No — it reduces them. Grounding the model in retrieved text makes it far more likely to answer from facts, but the LLM can still misread a passage, blend two chunks, or hallucinate when the retriever returns nothing relevant. RAG shifts the failure mode from "the model invents an answer" to "the model answers from the wrong document," which is at least auditable because you can show the retrieved sources.

RAG vs fine-tuning — which should I use?

Use RAG when knowledge changes often or must be cited (docs, policies, product catalogs) — you re-index instead of retraining, so a new document is searchable in seconds. Use fine-tuning to teach a style, format, or skill the model lacks. They compose: fine-tune for behavior, RAG for facts. RAG is far cheaper to keep current; fine-tuning bakes knowledge into weights that go stale the moment the source changes.

Why split documents into chunks instead of embedding whole files?

An embedding is a fixed-size vector, so a 50-page PDF and a single sentence both collapse to, say, 768 numbers — the long document's vector becomes an average that matches nothing precisely. Chunking (typically 200–500 tokens with 10–20% overlap) keeps each vector semantically tight so the retriever can return the exact passage that answers the query, and keeps the prompt within the model's context window.

What is the difference between dense and sparse retrieval in RAG?

Sparse retrieval (BM25, TF-IDF) matches exact tokens — great for names, error codes, and rare keywords. Dense retrieval embeds query and documents into a shared vector space and matches by cosine similarity — great for paraphrase and meaning. Hybrid retrieval runs both and fuses the rankings (e.g. Reciprocal Rank Fusion), which in practice beats either alone.

How many chunks should I retrieve (what is top-k)?

Top-k is how many nearest chunks you stuff into the prompt. Typical values are 3 to 10. Too few and you miss the answer; too many and you blow the context budget, raise latency and token cost, and dilute the signal (the "lost in the middle" effect, where models attend poorly to text buried in long contexts). A reranker lets you retrieve many candidates cheaply, then keep only the best 3–5.
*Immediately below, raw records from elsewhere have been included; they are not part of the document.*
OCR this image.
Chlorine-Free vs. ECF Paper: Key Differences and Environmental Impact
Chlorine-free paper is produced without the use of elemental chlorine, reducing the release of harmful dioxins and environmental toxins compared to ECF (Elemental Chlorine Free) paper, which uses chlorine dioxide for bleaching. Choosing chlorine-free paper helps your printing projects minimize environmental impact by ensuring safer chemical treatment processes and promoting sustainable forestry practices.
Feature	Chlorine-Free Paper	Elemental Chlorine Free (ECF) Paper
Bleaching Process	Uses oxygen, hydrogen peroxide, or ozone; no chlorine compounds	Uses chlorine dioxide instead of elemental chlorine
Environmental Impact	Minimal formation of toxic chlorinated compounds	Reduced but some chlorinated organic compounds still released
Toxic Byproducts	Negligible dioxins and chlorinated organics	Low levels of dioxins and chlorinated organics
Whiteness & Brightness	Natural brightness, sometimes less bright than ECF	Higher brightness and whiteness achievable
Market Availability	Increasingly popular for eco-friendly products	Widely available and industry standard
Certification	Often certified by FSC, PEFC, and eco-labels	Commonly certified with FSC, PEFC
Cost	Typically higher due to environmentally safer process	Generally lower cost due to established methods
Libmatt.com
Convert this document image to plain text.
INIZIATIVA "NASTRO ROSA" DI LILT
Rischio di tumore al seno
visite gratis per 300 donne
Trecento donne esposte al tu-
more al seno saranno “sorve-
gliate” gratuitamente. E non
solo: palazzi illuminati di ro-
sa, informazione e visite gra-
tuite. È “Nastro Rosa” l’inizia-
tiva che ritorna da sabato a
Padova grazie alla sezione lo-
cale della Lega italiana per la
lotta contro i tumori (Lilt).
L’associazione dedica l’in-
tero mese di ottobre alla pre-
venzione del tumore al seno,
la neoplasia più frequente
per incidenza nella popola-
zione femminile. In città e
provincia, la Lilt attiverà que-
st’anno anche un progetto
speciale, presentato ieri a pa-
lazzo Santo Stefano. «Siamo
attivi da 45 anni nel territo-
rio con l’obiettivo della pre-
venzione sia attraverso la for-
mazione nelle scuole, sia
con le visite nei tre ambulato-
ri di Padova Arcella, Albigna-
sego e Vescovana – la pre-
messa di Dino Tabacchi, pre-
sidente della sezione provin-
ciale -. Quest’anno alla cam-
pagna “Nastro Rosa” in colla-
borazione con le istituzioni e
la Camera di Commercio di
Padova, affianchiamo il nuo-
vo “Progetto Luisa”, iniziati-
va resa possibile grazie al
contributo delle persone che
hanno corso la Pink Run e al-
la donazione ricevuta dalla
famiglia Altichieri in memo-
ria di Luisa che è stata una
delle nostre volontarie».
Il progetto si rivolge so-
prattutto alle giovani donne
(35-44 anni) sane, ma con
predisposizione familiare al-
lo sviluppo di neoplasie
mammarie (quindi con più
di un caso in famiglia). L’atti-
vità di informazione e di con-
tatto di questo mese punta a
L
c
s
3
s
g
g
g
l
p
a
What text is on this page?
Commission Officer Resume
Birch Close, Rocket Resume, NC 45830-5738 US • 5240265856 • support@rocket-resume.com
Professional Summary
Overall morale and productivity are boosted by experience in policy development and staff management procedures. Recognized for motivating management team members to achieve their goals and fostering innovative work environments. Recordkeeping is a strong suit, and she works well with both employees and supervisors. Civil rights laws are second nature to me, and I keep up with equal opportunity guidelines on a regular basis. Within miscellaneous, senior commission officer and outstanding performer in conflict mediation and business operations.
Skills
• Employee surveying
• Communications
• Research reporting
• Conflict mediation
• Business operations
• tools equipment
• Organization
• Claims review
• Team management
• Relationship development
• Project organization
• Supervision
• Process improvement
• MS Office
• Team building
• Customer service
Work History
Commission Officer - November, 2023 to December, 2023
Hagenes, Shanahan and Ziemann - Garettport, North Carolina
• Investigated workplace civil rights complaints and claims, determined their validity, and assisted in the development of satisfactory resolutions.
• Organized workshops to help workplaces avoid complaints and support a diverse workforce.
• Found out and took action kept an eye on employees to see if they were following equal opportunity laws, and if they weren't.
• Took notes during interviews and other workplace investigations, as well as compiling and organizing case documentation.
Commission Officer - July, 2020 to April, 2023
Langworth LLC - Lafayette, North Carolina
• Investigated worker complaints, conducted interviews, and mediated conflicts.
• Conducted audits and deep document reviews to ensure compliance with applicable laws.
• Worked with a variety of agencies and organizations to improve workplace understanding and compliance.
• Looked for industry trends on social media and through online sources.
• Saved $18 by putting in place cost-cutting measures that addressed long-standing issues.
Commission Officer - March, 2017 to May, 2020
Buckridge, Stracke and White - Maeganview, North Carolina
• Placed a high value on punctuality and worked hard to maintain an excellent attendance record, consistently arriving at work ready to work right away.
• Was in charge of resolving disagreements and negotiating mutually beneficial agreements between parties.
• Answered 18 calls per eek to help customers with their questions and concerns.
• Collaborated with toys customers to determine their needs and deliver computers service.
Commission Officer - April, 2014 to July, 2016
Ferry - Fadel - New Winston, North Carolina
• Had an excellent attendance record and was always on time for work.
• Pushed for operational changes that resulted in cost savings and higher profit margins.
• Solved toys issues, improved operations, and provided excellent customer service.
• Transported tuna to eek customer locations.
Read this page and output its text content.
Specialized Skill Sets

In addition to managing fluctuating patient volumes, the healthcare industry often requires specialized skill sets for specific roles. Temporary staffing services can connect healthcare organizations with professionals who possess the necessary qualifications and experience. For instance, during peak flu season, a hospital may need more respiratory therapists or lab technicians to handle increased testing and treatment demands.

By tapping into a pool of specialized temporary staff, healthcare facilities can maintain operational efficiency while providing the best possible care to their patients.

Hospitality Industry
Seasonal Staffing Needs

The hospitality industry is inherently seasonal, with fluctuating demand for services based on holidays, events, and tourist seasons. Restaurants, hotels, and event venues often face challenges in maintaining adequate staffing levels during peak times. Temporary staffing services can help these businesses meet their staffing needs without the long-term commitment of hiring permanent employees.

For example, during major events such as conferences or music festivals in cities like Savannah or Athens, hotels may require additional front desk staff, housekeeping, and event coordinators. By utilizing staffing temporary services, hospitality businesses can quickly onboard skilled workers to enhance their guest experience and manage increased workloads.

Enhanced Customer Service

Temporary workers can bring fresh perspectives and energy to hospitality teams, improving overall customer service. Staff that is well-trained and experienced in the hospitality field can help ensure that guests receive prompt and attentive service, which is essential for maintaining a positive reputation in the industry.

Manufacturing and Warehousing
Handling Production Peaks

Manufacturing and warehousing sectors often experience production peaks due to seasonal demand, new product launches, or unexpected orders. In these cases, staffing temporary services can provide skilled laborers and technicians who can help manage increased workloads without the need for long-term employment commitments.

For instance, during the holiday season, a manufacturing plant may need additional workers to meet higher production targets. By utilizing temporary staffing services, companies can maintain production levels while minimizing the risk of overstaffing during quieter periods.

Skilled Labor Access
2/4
What is a reranker and do I need one?

A reranker is a second-stage model (usually a cross-encoder) that scores each (query, chunk) pair jointly instead of comparing pre-computed vectors. It is slower per pair but far more accurate, so the standard pattern is retrieve ~50 candidates with fast vector search, then rerank down to the top 5. It is optional, but it is the single highest-leverage quality fix in most RAG systems.